So for 4545, you do 45, which is 20 and add 25 to the end, giving 2025.

That's a fun one because it's quicker to do it in your head than it is to type it into a calculator.

2 comments

You need to deal with the formatting issues in your reply ... the "" creates italics unless treated carefully.

So you mean:

"So for 45x45, you do 4x5, which is 20 and add 25 to the end, giving 2025."*

And while that's interesting, it does feel like you're simply responding to the question/title, rather than reading and responding to the actual article.

Thanks! Yes, formatting messaged up.

I did read your article but I felt that it buckets all hacks together as an unnecessary evil in education.

I think it's quite a nice confidence booster to know a method that would speed them up (usually in basic arithmetic). It also provides a future learning opportunity when trying to derive why a hack works.

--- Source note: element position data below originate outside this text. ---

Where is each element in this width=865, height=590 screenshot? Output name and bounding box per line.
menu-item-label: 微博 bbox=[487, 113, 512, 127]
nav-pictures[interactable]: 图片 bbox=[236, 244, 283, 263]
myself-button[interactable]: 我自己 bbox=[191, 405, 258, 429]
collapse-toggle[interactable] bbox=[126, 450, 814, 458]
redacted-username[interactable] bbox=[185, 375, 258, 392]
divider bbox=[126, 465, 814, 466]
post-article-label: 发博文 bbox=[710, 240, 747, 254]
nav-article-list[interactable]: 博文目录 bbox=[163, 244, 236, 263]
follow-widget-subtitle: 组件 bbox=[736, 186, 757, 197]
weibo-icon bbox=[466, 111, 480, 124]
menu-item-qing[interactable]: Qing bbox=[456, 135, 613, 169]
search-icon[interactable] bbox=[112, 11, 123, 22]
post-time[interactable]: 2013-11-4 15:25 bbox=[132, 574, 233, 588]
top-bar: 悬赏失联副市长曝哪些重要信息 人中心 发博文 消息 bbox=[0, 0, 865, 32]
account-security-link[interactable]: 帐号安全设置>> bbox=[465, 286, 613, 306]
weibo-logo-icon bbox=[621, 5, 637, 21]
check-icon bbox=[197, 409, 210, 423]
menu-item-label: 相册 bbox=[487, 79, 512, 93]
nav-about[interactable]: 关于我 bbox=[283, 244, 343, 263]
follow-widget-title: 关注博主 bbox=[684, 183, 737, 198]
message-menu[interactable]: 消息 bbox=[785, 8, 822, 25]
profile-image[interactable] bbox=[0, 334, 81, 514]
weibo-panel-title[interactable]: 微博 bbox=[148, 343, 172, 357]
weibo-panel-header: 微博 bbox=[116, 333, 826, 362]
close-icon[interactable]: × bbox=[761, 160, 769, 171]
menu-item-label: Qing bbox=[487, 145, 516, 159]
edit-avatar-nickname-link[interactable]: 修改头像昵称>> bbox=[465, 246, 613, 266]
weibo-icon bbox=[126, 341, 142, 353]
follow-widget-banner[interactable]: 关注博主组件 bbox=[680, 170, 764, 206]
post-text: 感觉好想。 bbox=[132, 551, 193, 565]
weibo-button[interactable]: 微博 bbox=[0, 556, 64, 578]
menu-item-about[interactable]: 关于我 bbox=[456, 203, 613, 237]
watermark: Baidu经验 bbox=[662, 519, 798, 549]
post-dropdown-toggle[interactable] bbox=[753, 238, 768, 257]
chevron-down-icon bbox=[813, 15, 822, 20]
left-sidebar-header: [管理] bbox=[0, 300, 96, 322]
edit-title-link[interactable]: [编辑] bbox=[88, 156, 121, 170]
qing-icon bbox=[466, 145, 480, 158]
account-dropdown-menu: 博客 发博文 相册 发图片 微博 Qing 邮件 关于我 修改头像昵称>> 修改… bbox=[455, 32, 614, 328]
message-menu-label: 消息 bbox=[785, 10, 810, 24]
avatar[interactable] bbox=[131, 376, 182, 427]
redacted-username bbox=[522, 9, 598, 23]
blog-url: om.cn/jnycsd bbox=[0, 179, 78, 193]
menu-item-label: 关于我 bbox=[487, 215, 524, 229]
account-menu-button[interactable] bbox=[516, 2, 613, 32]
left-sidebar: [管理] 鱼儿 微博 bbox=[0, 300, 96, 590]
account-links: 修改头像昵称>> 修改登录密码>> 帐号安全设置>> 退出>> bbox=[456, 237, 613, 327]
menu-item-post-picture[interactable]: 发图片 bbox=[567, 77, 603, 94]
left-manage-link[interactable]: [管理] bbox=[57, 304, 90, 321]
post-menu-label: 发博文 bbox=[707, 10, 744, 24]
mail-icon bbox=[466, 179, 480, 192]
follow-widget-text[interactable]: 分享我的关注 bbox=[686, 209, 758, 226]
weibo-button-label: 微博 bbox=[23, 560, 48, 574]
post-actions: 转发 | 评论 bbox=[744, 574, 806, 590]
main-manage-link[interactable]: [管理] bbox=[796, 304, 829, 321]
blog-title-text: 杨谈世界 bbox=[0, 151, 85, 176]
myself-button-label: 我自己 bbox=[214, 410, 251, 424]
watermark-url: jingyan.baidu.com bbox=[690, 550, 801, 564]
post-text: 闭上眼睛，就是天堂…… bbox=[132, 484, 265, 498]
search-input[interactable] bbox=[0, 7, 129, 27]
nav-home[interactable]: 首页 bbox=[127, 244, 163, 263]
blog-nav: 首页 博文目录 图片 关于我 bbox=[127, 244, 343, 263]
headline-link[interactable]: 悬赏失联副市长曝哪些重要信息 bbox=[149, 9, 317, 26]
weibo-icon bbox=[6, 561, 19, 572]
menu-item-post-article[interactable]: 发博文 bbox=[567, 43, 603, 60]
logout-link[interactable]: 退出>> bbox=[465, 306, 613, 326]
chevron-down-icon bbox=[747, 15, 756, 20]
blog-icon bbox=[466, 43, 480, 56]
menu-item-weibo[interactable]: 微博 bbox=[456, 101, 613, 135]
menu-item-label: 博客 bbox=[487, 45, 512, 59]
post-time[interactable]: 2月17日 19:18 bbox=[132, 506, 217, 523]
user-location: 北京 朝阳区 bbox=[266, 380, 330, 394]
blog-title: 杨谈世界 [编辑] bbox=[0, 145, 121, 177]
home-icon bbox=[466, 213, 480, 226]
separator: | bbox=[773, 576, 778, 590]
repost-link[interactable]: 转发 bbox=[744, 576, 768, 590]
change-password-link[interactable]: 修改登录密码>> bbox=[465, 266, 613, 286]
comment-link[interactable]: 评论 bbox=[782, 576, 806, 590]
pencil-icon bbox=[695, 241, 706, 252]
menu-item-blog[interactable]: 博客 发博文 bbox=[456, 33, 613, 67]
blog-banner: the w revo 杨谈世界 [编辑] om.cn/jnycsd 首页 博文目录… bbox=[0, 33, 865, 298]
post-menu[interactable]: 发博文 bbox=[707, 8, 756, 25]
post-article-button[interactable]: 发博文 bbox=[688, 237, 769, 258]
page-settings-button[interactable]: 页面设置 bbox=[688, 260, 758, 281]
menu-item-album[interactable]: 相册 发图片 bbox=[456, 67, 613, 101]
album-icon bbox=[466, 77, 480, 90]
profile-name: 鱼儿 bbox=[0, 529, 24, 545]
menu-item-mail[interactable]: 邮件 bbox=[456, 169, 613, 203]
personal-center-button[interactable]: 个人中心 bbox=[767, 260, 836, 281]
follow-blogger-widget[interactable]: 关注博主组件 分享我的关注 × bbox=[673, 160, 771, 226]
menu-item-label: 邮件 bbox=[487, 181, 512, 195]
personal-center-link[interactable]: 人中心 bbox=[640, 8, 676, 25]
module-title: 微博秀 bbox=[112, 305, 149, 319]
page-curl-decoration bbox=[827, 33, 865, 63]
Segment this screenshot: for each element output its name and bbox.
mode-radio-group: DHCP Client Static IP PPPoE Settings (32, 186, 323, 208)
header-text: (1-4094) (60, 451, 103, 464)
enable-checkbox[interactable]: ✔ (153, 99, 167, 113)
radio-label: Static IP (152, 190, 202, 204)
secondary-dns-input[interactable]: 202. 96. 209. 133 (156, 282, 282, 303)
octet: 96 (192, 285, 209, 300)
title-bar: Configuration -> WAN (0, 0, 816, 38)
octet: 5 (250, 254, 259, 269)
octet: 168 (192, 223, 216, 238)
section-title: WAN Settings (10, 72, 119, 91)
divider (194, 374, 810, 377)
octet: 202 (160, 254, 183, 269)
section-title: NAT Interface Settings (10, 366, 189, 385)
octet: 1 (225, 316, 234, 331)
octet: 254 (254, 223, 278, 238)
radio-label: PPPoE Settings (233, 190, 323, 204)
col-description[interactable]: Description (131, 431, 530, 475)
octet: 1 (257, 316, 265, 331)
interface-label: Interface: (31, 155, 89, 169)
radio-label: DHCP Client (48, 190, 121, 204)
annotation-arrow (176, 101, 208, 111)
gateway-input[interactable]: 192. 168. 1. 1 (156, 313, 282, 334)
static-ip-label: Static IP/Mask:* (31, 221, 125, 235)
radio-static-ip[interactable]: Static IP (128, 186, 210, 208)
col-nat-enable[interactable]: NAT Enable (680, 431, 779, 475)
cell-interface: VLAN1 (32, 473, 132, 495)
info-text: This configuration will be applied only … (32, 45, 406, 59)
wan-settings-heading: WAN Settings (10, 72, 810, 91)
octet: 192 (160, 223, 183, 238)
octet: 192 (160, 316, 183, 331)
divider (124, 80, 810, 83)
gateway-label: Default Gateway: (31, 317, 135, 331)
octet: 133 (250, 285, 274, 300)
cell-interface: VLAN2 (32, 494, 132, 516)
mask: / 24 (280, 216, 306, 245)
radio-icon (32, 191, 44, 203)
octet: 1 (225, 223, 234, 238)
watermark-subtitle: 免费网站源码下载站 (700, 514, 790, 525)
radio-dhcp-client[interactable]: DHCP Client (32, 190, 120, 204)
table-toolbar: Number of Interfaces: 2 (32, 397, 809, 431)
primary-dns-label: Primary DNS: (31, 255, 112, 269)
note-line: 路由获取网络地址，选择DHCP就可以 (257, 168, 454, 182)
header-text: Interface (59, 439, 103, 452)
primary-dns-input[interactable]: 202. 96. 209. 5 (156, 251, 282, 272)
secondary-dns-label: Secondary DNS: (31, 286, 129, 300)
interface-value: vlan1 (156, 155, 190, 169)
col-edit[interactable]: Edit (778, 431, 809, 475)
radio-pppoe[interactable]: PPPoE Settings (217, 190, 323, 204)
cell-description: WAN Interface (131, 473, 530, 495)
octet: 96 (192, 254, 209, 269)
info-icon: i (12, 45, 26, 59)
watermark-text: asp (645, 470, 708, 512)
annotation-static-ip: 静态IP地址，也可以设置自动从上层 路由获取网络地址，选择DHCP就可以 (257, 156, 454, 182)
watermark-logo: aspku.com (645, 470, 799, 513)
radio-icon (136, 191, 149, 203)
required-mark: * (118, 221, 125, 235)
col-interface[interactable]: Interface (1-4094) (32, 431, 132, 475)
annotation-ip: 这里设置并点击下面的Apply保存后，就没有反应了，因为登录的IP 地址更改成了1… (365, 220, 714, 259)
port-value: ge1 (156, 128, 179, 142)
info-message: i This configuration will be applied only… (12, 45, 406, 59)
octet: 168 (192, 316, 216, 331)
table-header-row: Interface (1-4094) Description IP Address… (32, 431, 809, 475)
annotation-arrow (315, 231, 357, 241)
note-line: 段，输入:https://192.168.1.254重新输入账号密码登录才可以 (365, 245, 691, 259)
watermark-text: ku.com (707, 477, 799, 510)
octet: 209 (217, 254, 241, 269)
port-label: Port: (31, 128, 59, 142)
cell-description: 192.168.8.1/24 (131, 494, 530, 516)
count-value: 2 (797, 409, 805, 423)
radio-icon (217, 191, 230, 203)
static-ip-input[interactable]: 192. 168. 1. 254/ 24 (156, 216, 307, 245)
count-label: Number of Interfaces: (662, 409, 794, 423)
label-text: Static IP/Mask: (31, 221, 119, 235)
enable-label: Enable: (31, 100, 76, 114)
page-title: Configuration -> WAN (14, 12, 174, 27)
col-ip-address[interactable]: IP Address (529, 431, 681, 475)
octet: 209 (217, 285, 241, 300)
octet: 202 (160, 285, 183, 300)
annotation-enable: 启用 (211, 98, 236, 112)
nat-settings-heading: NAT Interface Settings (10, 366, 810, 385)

I agree with the article, but I would really be interested in some in-depth examples of what the alternative to tricks/hacks are? I don't ever remember a case where I was only taught the hack, for example. We learn it the long way and then the teacher/lecturer might show us a quick version in passing. Is this not the case all of the time?

> Thanks!

You're welcome.

> Yes, formatting messaged up.

Do you mean "messed up"? I can't make sense of "messaged up" but I'm guessing it doesn't matter.

> I did read your article ...

I didn't write it, so it's not really "my" article.

> ... I felt that it buckets all hacks together as an unnecessary evil in education.

I think in this case and this context, "hack" refers to "doing something a quick and dirty way without necessarily knowing how or why it works."

> I don't ever remember a case where I was only taught the hack, for example. We learn it the long way and then the teacher/lecturer might show us a quick version in passing. Is this not the case all of the time?

Then you are lucky, and no, it's not the case all the time. There are many cases of students being taught "Tricks" to get a result without them having any real understanding of what's going on. You don't need to spend very long talking to students about how they're solving exam problems to realise that in many (but not all!) cases they're just applying hacks, tricks, and processes without knowing why they work.

The trick can make any square easier. Take 27 * 27, make it 3 up and 3 down, i.e. 30 * 24 = 720. Then adding the 3 squared you get the answer 729.